Colton Herta became the youngest pole winner in Indy car history after a spirited fight with Alexander Rossi during qualifying for tomorrow’s Rev Group Grand Prix at Road America.
The 19-year-old Californian found himself competing against IndyCar’s top drivers in the Firestone Fast Six including series title contenders Josef Newgarden and Alexander Rossi with Will Power and Rahal Letterman Lanigan Racing teammates Graham Rahal and Takuma Sato.
The session came down to tyre strategy as Rossi used two sets of red tyres to log two hot laps. Herta took a different approach of running two hot laps on one set of reds.
Rossi drew first blood and set a benchmark lap of 1 minute 43.1693 seconds while Herta bided his time and rolled out with two minutes remaining. Herta wasted no time on the track and lapped the 4.014-mile road course in 1:42.9920s - a clear .1773s ahead of Rossi.

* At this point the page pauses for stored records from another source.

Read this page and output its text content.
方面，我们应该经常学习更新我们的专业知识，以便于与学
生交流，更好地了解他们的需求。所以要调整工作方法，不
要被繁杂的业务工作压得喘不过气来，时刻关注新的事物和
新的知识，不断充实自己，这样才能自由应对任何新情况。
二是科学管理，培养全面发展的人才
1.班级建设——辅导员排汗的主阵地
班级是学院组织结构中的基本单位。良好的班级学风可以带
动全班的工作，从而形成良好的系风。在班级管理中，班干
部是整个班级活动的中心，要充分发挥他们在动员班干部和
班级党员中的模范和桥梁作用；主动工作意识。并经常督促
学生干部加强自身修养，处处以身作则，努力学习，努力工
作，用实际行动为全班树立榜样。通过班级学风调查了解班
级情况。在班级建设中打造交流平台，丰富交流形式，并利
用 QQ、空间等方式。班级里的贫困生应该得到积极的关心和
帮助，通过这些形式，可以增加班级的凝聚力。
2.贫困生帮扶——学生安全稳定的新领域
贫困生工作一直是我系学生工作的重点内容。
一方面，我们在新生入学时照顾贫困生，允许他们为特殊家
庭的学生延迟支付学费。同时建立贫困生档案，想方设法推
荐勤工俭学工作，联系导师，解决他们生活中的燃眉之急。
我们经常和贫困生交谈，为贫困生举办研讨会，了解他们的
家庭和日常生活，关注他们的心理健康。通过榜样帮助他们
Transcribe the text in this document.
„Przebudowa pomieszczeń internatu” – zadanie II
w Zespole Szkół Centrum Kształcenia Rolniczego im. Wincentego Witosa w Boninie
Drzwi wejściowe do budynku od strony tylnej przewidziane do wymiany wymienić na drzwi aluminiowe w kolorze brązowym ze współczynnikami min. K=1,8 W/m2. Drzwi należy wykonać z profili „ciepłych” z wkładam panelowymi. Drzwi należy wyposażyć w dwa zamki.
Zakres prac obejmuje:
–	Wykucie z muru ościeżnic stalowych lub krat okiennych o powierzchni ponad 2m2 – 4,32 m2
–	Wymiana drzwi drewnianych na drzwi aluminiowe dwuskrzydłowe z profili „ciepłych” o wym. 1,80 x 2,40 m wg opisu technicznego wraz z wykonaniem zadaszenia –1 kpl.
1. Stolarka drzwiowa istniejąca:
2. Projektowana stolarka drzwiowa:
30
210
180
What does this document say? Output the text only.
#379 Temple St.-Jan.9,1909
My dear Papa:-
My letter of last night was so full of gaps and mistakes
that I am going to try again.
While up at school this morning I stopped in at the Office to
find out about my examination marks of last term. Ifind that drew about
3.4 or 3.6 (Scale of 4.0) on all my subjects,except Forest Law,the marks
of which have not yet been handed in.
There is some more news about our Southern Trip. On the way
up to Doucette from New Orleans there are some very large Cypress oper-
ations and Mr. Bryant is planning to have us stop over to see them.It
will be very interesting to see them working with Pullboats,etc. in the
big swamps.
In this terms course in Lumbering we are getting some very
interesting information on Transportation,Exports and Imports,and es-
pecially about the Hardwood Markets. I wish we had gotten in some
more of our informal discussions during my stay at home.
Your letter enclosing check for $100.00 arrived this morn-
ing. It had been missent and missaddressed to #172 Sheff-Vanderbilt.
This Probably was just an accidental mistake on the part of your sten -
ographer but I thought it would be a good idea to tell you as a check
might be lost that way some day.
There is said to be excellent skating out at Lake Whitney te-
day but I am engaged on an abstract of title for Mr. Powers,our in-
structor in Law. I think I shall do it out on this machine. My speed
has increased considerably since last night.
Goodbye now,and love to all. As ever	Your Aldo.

The 2018 Indy Lights Presented by Cooper Tires championship runner up explained that determining how quickly the tyres came up to temps was key in determining his strategy.
“It took two laps for the used tyres to get up to temps,” said Herta. “That was the thinking in doing two laps instead of the other guys doing one and two or one and one. I’m just real proud of the guys on the Gess Green car. We’ve been fast all weekend, and this is the cherry on top.”
Rossi will roll off second for the third time this season as he hopes to cut into Newgarden’s 25 point lead. Power used the same tyre strategy as Rossi and ended up third ahead of his Team Penske teammate and defending race winner Josef Newgarden in fourth.
Rahal Letterman Lanigan Racing teammates Graham Rahal and Takuma Sato ended up fifth and sixth after making the Fast Six together for the first time since Barber in April
Sebastien Bourdais wound up seventh ahead of Spencer Pigot in eighth and the Hondas of James Hinchcliffe and Marco Andretti completed the top ten.
Scott Dixon found himself on this outside looking in after advancing to Q2. The 2017 winner at Road America saw his Honda engine expired following the checkered flag in Q1.
Former series champions Ryan Hunter-Reay and Simon Pagenaud also found themselves buried in the field after their share of on-track troubles. Hunter-Reay got stuck behind by Bourdais on his peel out lap and then snapped loose in Turn 3 of his flying lap which left him 15th.
Pagenaud ended up right alongside Hunter-Reay in 16th after running wide in Turn 7 and missed out on Q2 by a slim .03s.